Sunday, December 23, 2007

Letter in the Wind

[D. H. Lawrence to Katherine Mansfield]

c/o Mrs Clarke, Grosvenor Rd.,
Ripley, Nr Derby.
Friday, 27 Dec., 1918.

My Dear Katherine,

e got your parcel on Christmas morning. We had started off, and were on the brow of the hill, when the postman loomed round the corner, over the snow. It was all white and snowy and sunny, with a wind like an axe. I floated out my hanky for a flag over the snow, and Frieda dropped the tangerines in her anxiety to get the wheatsheaf unwrapped, and it was terribly cold and windy just on that edge. . . But my hanky fluttered very nice and lively. I wish you could have been there on the hill summit--the valley all white and hairy with trees below us, and grey with rocks--and just around us on our side the grey stone fences drawn in a network over the snow, all very clear in the sun. We ate the sweets, and slithered downhill, very steep and tottering. The children had the tangerines and the fan.

We read your letter in the wind, dropping down to Cromford. It made me feel weary, that we couldn't be all there, with rucksacks--I'd got mine on--setting off for somewhere good, over the snow. It is disappointing. And unless one decorates one's house for oneself alone, best leave it bare, for other people are all wan-eyed. I do so want to GET OUT--out of England--really, out of Europe. And I will get out. We must do it.

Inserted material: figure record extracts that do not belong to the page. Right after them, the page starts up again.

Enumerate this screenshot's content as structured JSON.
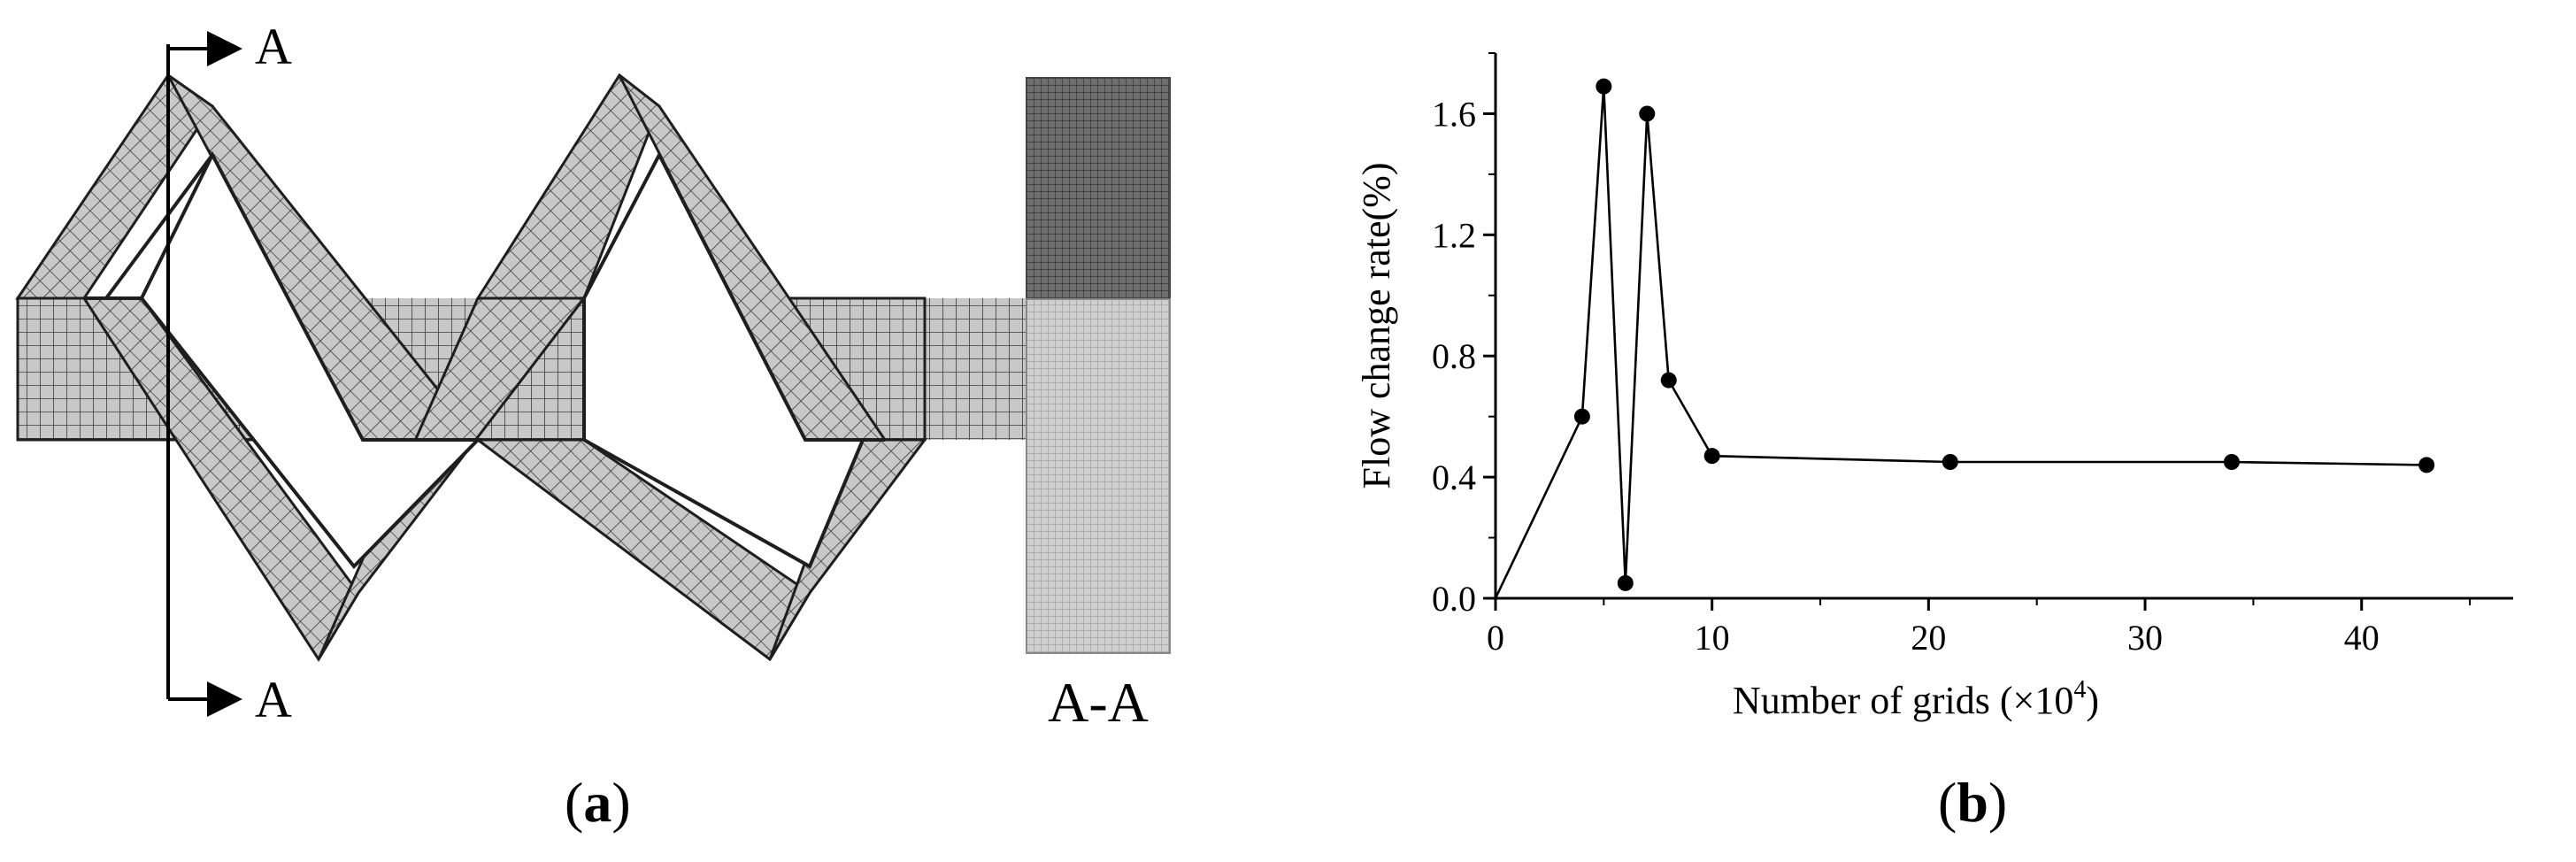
{
  "panel_a": {
    "label_open": "(",
    "label_letter": "a",
    "label_close": ")",
    "section_top": "A",
    "section_bottom": "A",
    "section_caption": "A-A"
  },
  "panel_b": {
    "label_open": "(",
    "label_letter": "b",
    "label_close": ")"
  },
  "chart_data": {
    "type": "line",
    "title": "",
    "xlabel_main": "Number of grids (×10",
    "xlabel_sup": "4",
    "xlabel_close": ")",
    "ylabel": "Flow change rate(%)",
    "x": [
      0,
      4,
      5,
      6,
      7,
      8,
      10,
      21,
      34,
      43
    ],
    "y": [
      0.0,
      0.6,
      1.69,
      0.05,
      1.6,
      0.72,
      0.47,
      0.45,
      0.45,
      0.44
    ],
    "xlim": [
      0,
      47
    ],
    "ylim": [
      0,
      1.8
    ],
    "xticks": [
      0,
      10,
      20,
      30,
      40
    ],
    "yticks": [
      0.0,
      0.4,
      0.8,
      1.2,
      1.6
    ],
    "xtick_labels": [
      "0",
      "10",
      "20",
      "30",
      "40"
    ],
    "ytick_labels": [
      "0.0",
      "0.4",
      "0.8",
      "1.2",
      "1.6"
    ],
    "grid": false,
    "marker": "circle",
    "colors": {
      "line": "#000000",
      "marker": "#000000"
    }
  },
  "colors": {
    "mesh_fill": "#c8c8c8",
    "mesh_line": "#2a2a2a",
    "section_dark": "#6e6e6e",
    "section_light": "#c4c4c4"
  }
}
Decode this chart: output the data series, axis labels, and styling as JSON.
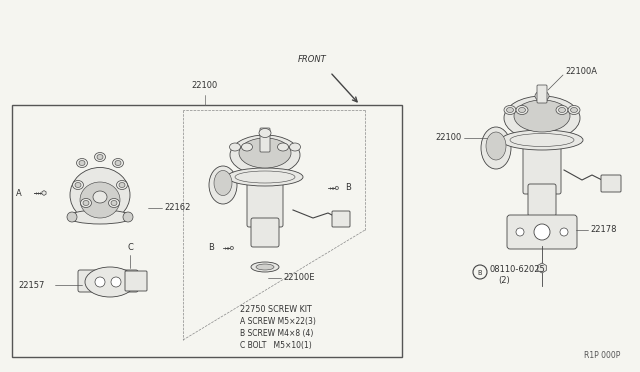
{
  "bg_color": "#f5f5f0",
  "line_color": "#444444",
  "label_color": "#333333",
  "diagram_ref": "R1P 000P",
  "screw_kit_lines": [
    "22750 SCREW KIT",
    "A SCREW M5×22(3)",
    "B SCREW M4×8 (4)",
    "C BOLT   M5×10(1)"
  ],
  "font_size_label": 6.0,
  "font_size_kit": 5.5
}
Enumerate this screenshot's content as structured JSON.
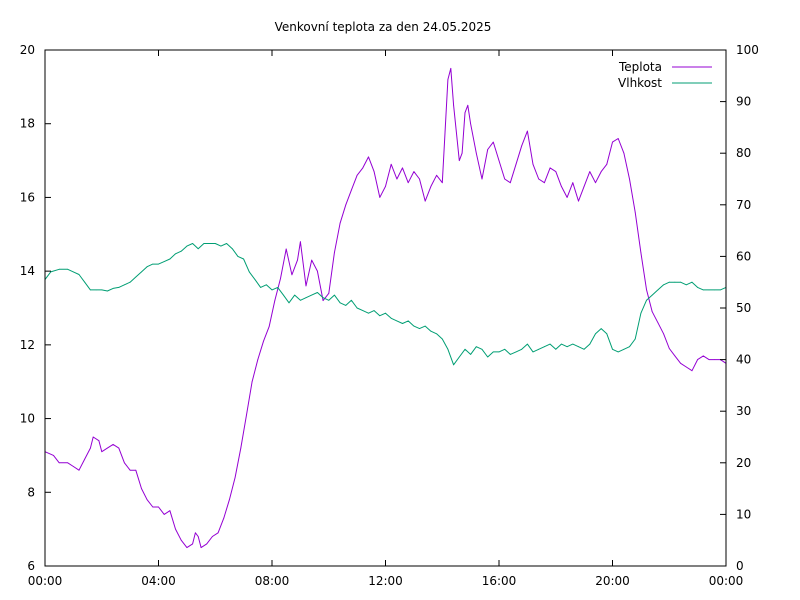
{
  "chart_data": {
    "type": "line",
    "title": "Venkovní teplota za den 24.05.2025",
    "xlabel": "",
    "ylabel": "",
    "y2label": "",
    "x_ticks": [
      "00:00",
      "04:00",
      "08:00",
      "12:00",
      "16:00",
      "20:00",
      "00:00"
    ],
    "x_range_hours": [
      0,
      24
    ],
    "ylim": [
      6,
      20
    ],
    "y_ticks": [
      6,
      8,
      10,
      12,
      14,
      16,
      18,
      20
    ],
    "y2lim": [
      0,
      100
    ],
    "y2_ticks": [
      0,
      10,
      20,
      30,
      40,
      50,
      60,
      70,
      80,
      90,
      100
    ],
    "grid": false,
    "legend_position": "top-right",
    "series": [
      {
        "name": "Teplota",
        "axis": "left",
        "color": "#9400d3",
        "points": [
          [
            0.0,
            9.1
          ],
          [
            0.3,
            9.0
          ],
          [
            0.5,
            8.8
          ],
          [
            0.8,
            8.8
          ],
          [
            1.0,
            8.7
          ],
          [
            1.2,
            8.6
          ],
          [
            1.4,
            8.9
          ],
          [
            1.6,
            9.2
          ],
          [
            1.7,
            9.5
          ],
          [
            1.9,
            9.4
          ],
          [
            2.0,
            9.1
          ],
          [
            2.2,
            9.2
          ],
          [
            2.4,
            9.3
          ],
          [
            2.6,
            9.2
          ],
          [
            2.8,
            8.8
          ],
          [
            3.0,
            8.6
          ],
          [
            3.2,
            8.6
          ],
          [
            3.4,
            8.1
          ],
          [
            3.6,
            7.8
          ],
          [
            3.8,
            7.6
          ],
          [
            4.0,
            7.6
          ],
          [
            4.2,
            7.4
          ],
          [
            4.4,
            7.5
          ],
          [
            4.6,
            7.0
          ],
          [
            4.8,
            6.7
          ],
          [
            5.0,
            6.5
          ],
          [
            5.2,
            6.6
          ],
          [
            5.3,
            6.9
          ],
          [
            5.4,
            6.8
          ],
          [
            5.5,
            6.5
          ],
          [
            5.7,
            6.6
          ],
          [
            5.9,
            6.8
          ],
          [
            6.1,
            6.9
          ],
          [
            6.3,
            7.3
          ],
          [
            6.5,
            7.8
          ],
          [
            6.7,
            8.4
          ],
          [
            6.9,
            9.2
          ],
          [
            7.1,
            10.1
          ],
          [
            7.3,
            11.0
          ],
          [
            7.5,
            11.6
          ],
          [
            7.7,
            12.1
          ],
          [
            7.9,
            12.5
          ],
          [
            8.1,
            13.2
          ],
          [
            8.3,
            13.8
          ],
          [
            8.5,
            14.6
          ],
          [
            8.7,
            13.9
          ],
          [
            8.9,
            14.3
          ],
          [
            9.0,
            14.8
          ],
          [
            9.2,
            13.6
          ],
          [
            9.4,
            14.3
          ],
          [
            9.6,
            14.0
          ],
          [
            9.8,
            13.2
          ],
          [
            10.0,
            13.4
          ],
          [
            10.2,
            14.5
          ],
          [
            10.4,
            15.3
          ],
          [
            10.6,
            15.8
          ],
          [
            10.8,
            16.2
          ],
          [
            11.0,
            16.6
          ],
          [
            11.2,
            16.8
          ],
          [
            11.4,
            17.1
          ],
          [
            11.6,
            16.7
          ],
          [
            11.8,
            16.0
          ],
          [
            12.0,
            16.3
          ],
          [
            12.2,
            16.9
          ],
          [
            12.4,
            16.5
          ],
          [
            12.6,
            16.8
          ],
          [
            12.8,
            16.4
          ],
          [
            13.0,
            16.7
          ],
          [
            13.2,
            16.5
          ],
          [
            13.4,
            15.9
          ],
          [
            13.6,
            16.3
          ],
          [
            13.8,
            16.6
          ],
          [
            14.0,
            16.4
          ],
          [
            14.1,
            17.8
          ],
          [
            14.2,
            19.2
          ],
          [
            14.3,
            19.5
          ],
          [
            14.4,
            18.5
          ],
          [
            14.6,
            17.0
          ],
          [
            14.7,
            17.2
          ],
          [
            14.8,
            18.3
          ],
          [
            14.9,
            18.5
          ],
          [
            15.0,
            18.0
          ],
          [
            15.2,
            17.2
          ],
          [
            15.4,
            16.5
          ],
          [
            15.6,
            17.3
          ],
          [
            15.8,
            17.5
          ],
          [
            16.0,
            17.0
          ],
          [
            16.2,
            16.5
          ],
          [
            16.4,
            16.4
          ],
          [
            16.6,
            16.9
          ],
          [
            16.8,
            17.4
          ],
          [
            17.0,
            17.8
          ],
          [
            17.2,
            16.9
          ],
          [
            17.4,
            16.5
          ],
          [
            17.6,
            16.4
          ],
          [
            17.8,
            16.8
          ],
          [
            18.0,
            16.7
          ],
          [
            18.2,
            16.3
          ],
          [
            18.4,
            16.0
          ],
          [
            18.6,
            16.4
          ],
          [
            18.8,
            15.9
          ],
          [
            19.0,
            16.3
          ],
          [
            19.2,
            16.7
          ],
          [
            19.4,
            16.4
          ],
          [
            19.6,
            16.7
          ],
          [
            19.8,
            16.9
          ],
          [
            20.0,
            17.5
          ],
          [
            20.2,
            17.6
          ],
          [
            20.4,
            17.2
          ],
          [
            20.6,
            16.5
          ],
          [
            20.8,
            15.6
          ],
          [
            21.0,
            14.5
          ],
          [
            21.2,
            13.5
          ],
          [
            21.4,
            12.9
          ],
          [
            21.6,
            12.6
          ],
          [
            21.8,
            12.3
          ],
          [
            22.0,
            11.9
          ],
          [
            22.2,
            11.7
          ],
          [
            22.4,
            11.5
          ],
          [
            22.6,
            11.4
          ],
          [
            22.8,
            11.3
          ],
          [
            23.0,
            11.6
          ],
          [
            23.2,
            11.7
          ],
          [
            23.4,
            11.6
          ],
          [
            23.6,
            11.6
          ],
          [
            23.8,
            11.6
          ],
          [
            24.0,
            11.5
          ]
        ]
      },
      {
        "name": "Vlhkost",
        "axis": "right",
        "color": "#009e73",
        "points": [
          [
            0.0,
            55.5
          ],
          [
            0.2,
            57.0
          ],
          [
            0.5,
            57.5
          ],
          [
            0.8,
            57.5
          ],
          [
            1.0,
            57.0
          ],
          [
            1.2,
            56.5
          ],
          [
            1.4,
            55.0
          ],
          [
            1.6,
            53.5
          ],
          [
            1.8,
            53.5
          ],
          [
            2.0,
            53.5
          ],
          [
            2.2,
            53.3
          ],
          [
            2.4,
            53.8
          ],
          [
            2.6,
            54.0
          ],
          [
            2.8,
            54.5
          ],
          [
            3.0,
            55.0
          ],
          [
            3.2,
            56.0
          ],
          [
            3.4,
            57.0
          ],
          [
            3.6,
            58.0
          ],
          [
            3.8,
            58.5
          ],
          [
            4.0,
            58.5
          ],
          [
            4.2,
            59.0
          ],
          [
            4.4,
            59.5
          ],
          [
            4.6,
            60.5
          ],
          [
            4.8,
            61.0
          ],
          [
            5.0,
            62.0
          ],
          [
            5.2,
            62.5
          ],
          [
            5.4,
            61.5
          ],
          [
            5.6,
            62.5
          ],
          [
            5.8,
            62.5
          ],
          [
            6.0,
            62.5
          ],
          [
            6.2,
            62.0
          ],
          [
            6.4,
            62.5
          ],
          [
            6.6,
            61.5
          ],
          [
            6.8,
            60.0
          ],
          [
            7.0,
            59.5
          ],
          [
            7.2,
            57.0
          ],
          [
            7.4,
            55.5
          ],
          [
            7.6,
            54.0
          ],
          [
            7.8,
            54.5
          ],
          [
            8.0,
            53.5
          ],
          [
            8.2,
            54.0
          ],
          [
            8.4,
            52.5
          ],
          [
            8.6,
            51.0
          ],
          [
            8.8,
            52.5
          ],
          [
            9.0,
            51.5
          ],
          [
            9.2,
            52.0
          ],
          [
            9.4,
            52.5
          ],
          [
            9.6,
            53.0
          ],
          [
            9.8,
            52.0
          ],
          [
            10.0,
            51.5
          ],
          [
            10.2,
            52.5
          ],
          [
            10.4,
            51.0
          ],
          [
            10.6,
            50.5
          ],
          [
            10.8,
            51.5
          ],
          [
            11.0,
            50.0
          ],
          [
            11.2,
            49.5
          ],
          [
            11.4,
            49.0
          ],
          [
            11.6,
            49.5
          ],
          [
            11.8,
            48.5
          ],
          [
            12.0,
            49.0
          ],
          [
            12.2,
            48.0
          ],
          [
            12.4,
            47.5
          ],
          [
            12.6,
            47.0
          ],
          [
            12.8,
            47.5
          ],
          [
            13.0,
            46.5
          ],
          [
            13.2,
            46.0
          ],
          [
            13.4,
            46.5
          ],
          [
            13.6,
            45.5
          ],
          [
            13.8,
            45.0
          ],
          [
            14.0,
            44.0
          ],
          [
            14.2,
            42.0
          ],
          [
            14.4,
            39.0
          ],
          [
            14.6,
            40.5
          ],
          [
            14.8,
            42.0
          ],
          [
            15.0,
            41.0
          ],
          [
            15.2,
            42.5
          ],
          [
            15.4,
            42.0
          ],
          [
            15.6,
            40.5
          ],
          [
            15.8,
            41.5
          ],
          [
            16.0,
            41.5
          ],
          [
            16.2,
            42.0
          ],
          [
            16.4,
            41.0
          ],
          [
            16.6,
            41.5
          ],
          [
            16.8,
            42.0
          ],
          [
            17.0,
            43.0
          ],
          [
            17.2,
            41.5
          ],
          [
            17.4,
            42.0
          ],
          [
            17.6,
            42.5
          ],
          [
            17.8,
            43.0
          ],
          [
            18.0,
            42.0
          ],
          [
            18.2,
            43.0
          ],
          [
            18.4,
            42.5
          ],
          [
            18.6,
            43.0
          ],
          [
            18.8,
            42.5
          ],
          [
            19.0,
            42.0
          ],
          [
            19.2,
            43.0
          ],
          [
            19.4,
            45.0
          ],
          [
            19.6,
            46.0
          ],
          [
            19.8,
            45.0
          ],
          [
            20.0,
            42.0
          ],
          [
            20.2,
            41.5
          ],
          [
            20.4,
            42.0
          ],
          [
            20.6,
            42.5
          ],
          [
            20.8,
            44.0
          ],
          [
            21.0,
            49.0
          ],
          [
            21.2,
            51.5
          ],
          [
            21.4,
            52.5
          ],
          [
            21.6,
            53.5
          ],
          [
            21.8,
            54.5
          ],
          [
            22.0,
            55.0
          ],
          [
            22.2,
            55.0
          ],
          [
            22.4,
            55.0
          ],
          [
            22.6,
            54.5
          ],
          [
            22.8,
            55.0
          ],
          [
            23.0,
            54.0
          ],
          [
            23.2,
            53.5
          ],
          [
            23.4,
            53.5
          ],
          [
            23.6,
            53.5
          ],
          [
            23.8,
            53.5
          ],
          [
            24.0,
            54.0
          ]
        ]
      }
    ]
  }
}
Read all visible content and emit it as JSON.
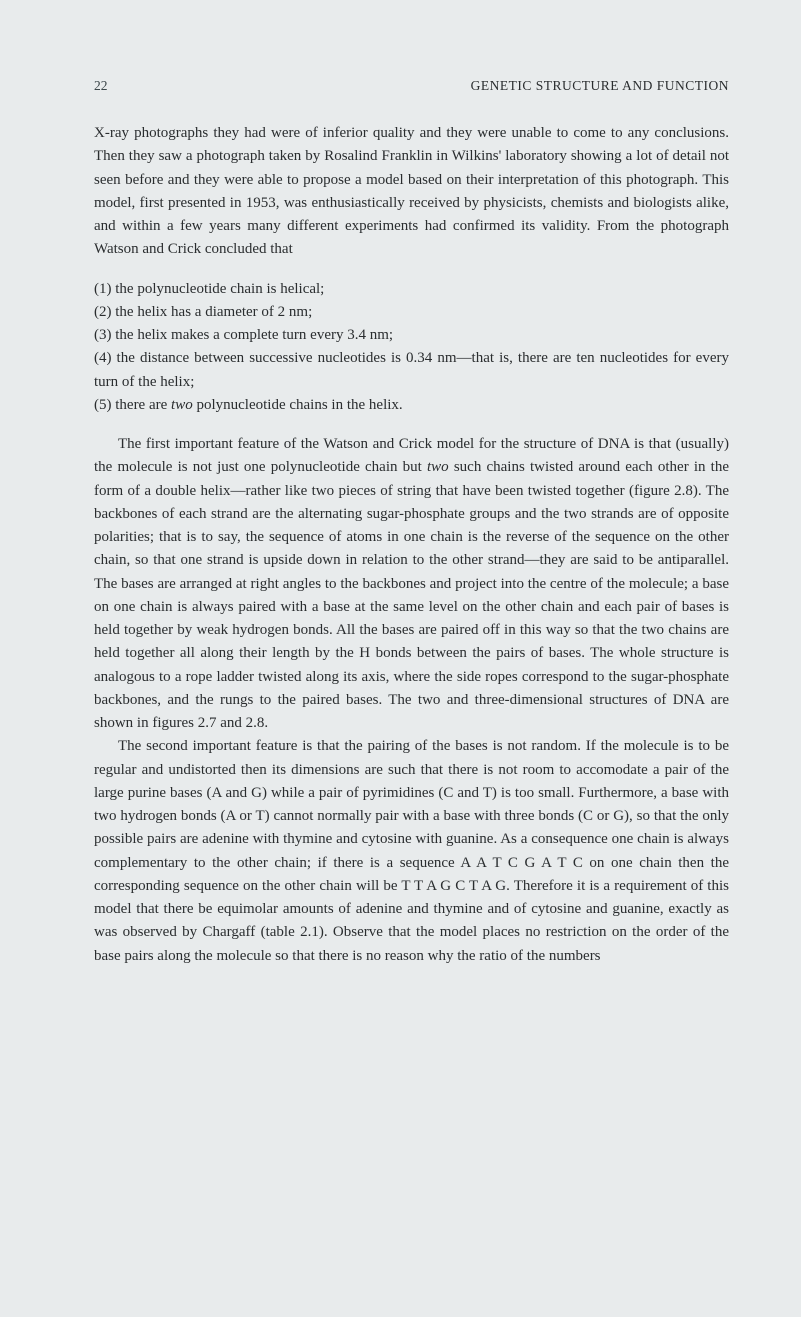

There was hardly any snow in the valley--all green, with the yew-berries still sprinkling the causeway. At Ambergate my sister had sent a motor-car for us--so we were at Ripley in time for turkey and Christmas pudding. My God, what masses of food here, turkey, large tongues, long wall of roast loin of pork, pork-pies, sausages, mince-pies, dark cakes covered with almonds, cheese-cakes, lemon-tarts, jellies, endless masses of food, with whiskey, gin, port wine, burgundy, muscatel. It seems incredible. We played charades--the old people of 67 playing away harder than the young ones--and lit the Christmas tree, and drank healths, and sang, and roared--Lord above. If only one hadn't all the while a sense that next week would be the same dreariness as before. What a good party we might have had, had we felt really free of the world.

We had a second turn-to-yesterday--and at half past eleven went roaring off in the dark wind to Dr Feroze's --he is a Parsee--and drank two more bottles of muscatel, and danced in his big empty room till we were staggered, and quite dazed. Tonight we are going back to Middleton--and I feel infuriated to think of the months ahead, when one waits paralysed for some sort of release. I feel caged, somehow--and I cannot find out how to earn enough to keep us--and it maddens me.

Still, it might be very much worse. One might be tied tight to a job, or to a sickness. I do wish you were better. But you sound stronger. I long to make plans--new plans. But not Europe: oh, God!

I pledge you 'the days to come.'
D. H. L.


--from The Letters of D. H. Lawrence edited by Aldous Huxley (London: William Heinemann, 1956.)